Stable-baselines: [question] differences between openai baselines and stable-baselines DDPG

Created on 22 Nov 2018 · 12Comments · Source: hill-a/stable-baselines

Hi,

I'm trying to use baselines to train an aircraft to fly in simulation. I've been switching between openai baselines and stable-baselines trying to decide which one to go with. One thing I've noticed is both appear to train successfully, but when I reload the agent within stable-baselines its actions appear to be "locked" to a certain output.
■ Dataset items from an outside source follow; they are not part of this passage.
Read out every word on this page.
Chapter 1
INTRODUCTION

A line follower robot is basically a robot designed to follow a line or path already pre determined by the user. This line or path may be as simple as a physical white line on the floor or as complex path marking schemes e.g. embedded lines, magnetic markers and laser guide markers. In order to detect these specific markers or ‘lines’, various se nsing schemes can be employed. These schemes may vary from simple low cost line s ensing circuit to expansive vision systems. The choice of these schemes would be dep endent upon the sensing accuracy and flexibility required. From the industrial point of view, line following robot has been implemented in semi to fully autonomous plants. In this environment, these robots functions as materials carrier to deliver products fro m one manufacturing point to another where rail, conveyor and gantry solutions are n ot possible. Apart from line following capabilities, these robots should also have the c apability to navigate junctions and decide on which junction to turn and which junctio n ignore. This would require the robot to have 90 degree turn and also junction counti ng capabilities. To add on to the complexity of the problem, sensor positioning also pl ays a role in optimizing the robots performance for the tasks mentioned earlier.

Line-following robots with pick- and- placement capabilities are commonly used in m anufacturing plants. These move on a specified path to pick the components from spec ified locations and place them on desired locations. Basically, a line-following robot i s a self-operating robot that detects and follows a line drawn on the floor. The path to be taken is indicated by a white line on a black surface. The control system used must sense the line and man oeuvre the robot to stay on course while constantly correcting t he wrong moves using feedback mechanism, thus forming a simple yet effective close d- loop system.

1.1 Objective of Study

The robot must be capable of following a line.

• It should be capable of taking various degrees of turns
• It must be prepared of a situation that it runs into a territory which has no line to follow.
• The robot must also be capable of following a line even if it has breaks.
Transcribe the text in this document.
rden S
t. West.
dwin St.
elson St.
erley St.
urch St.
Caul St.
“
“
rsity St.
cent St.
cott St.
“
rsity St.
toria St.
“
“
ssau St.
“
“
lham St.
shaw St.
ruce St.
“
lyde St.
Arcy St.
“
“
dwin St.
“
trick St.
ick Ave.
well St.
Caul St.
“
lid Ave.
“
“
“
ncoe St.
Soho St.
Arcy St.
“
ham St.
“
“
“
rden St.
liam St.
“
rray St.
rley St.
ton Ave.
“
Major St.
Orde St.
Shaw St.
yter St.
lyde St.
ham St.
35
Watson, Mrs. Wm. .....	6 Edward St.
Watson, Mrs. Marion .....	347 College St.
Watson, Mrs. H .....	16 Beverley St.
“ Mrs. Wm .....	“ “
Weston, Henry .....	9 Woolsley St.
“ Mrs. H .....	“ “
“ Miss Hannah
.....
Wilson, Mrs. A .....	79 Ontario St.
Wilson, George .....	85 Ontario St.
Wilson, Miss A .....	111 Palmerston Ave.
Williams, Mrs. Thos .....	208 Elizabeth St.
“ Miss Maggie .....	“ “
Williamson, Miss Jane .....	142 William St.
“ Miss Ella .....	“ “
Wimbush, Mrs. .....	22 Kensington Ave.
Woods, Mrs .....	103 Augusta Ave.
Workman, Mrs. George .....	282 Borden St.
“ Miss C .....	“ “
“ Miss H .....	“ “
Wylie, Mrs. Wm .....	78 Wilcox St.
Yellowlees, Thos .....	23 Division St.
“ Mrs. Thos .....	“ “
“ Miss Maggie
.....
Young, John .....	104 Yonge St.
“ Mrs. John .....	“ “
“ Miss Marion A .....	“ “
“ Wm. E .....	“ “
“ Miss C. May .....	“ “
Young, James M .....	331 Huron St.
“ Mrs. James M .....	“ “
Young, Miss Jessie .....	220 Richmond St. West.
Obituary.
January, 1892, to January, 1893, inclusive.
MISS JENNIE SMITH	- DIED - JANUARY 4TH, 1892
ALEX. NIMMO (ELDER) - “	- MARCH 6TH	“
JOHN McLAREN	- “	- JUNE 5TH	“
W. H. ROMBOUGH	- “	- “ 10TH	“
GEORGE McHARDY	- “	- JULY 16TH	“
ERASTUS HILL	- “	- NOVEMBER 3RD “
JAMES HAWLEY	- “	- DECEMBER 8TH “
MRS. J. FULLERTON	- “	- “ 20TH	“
I noticed there are a lot of differences (aka fixes) made within stable-baselines... what is your procedure right now for verifying that the algorithms behave the same? I'd like to repeat that procedure within my setup to make sure I'm not somehow breaking things with how I'm calling the two baselines.

Or maybe alternatively, is there a standard environment that you guys normally use for continuous action and state space... I could maybe swap out my environment for that environment and retest.

Full code in case you want to browse it... but not necessary unless you're curious.

https://github.com/jrjbertram/jsbsim_rl

bug question

Source

jrjbertram

Most helpful comment

An update here... created a script to invoke a toy environment (lunar lander) to experiment with that lets me call either openai baselines or stable baselines depending on cmd line switch. Was using it to compare training and behaviors... key finding is that stable baselines does seem to be correctly implemented.

What I was seeing is that even if I break into openai baselines run.py and make some tweaks to allow me to call learn on the model multiple times, down deeper within its code it still recreates the model each time learn is called, so what I was seeing on my original problem I'm pretty sure was that openai baselines every 1e6 steps was basically restarting learning from scratch... and for my original problem / airplane environment, the longer you train the less well it seems to perform... that's probably a separate issue on my end.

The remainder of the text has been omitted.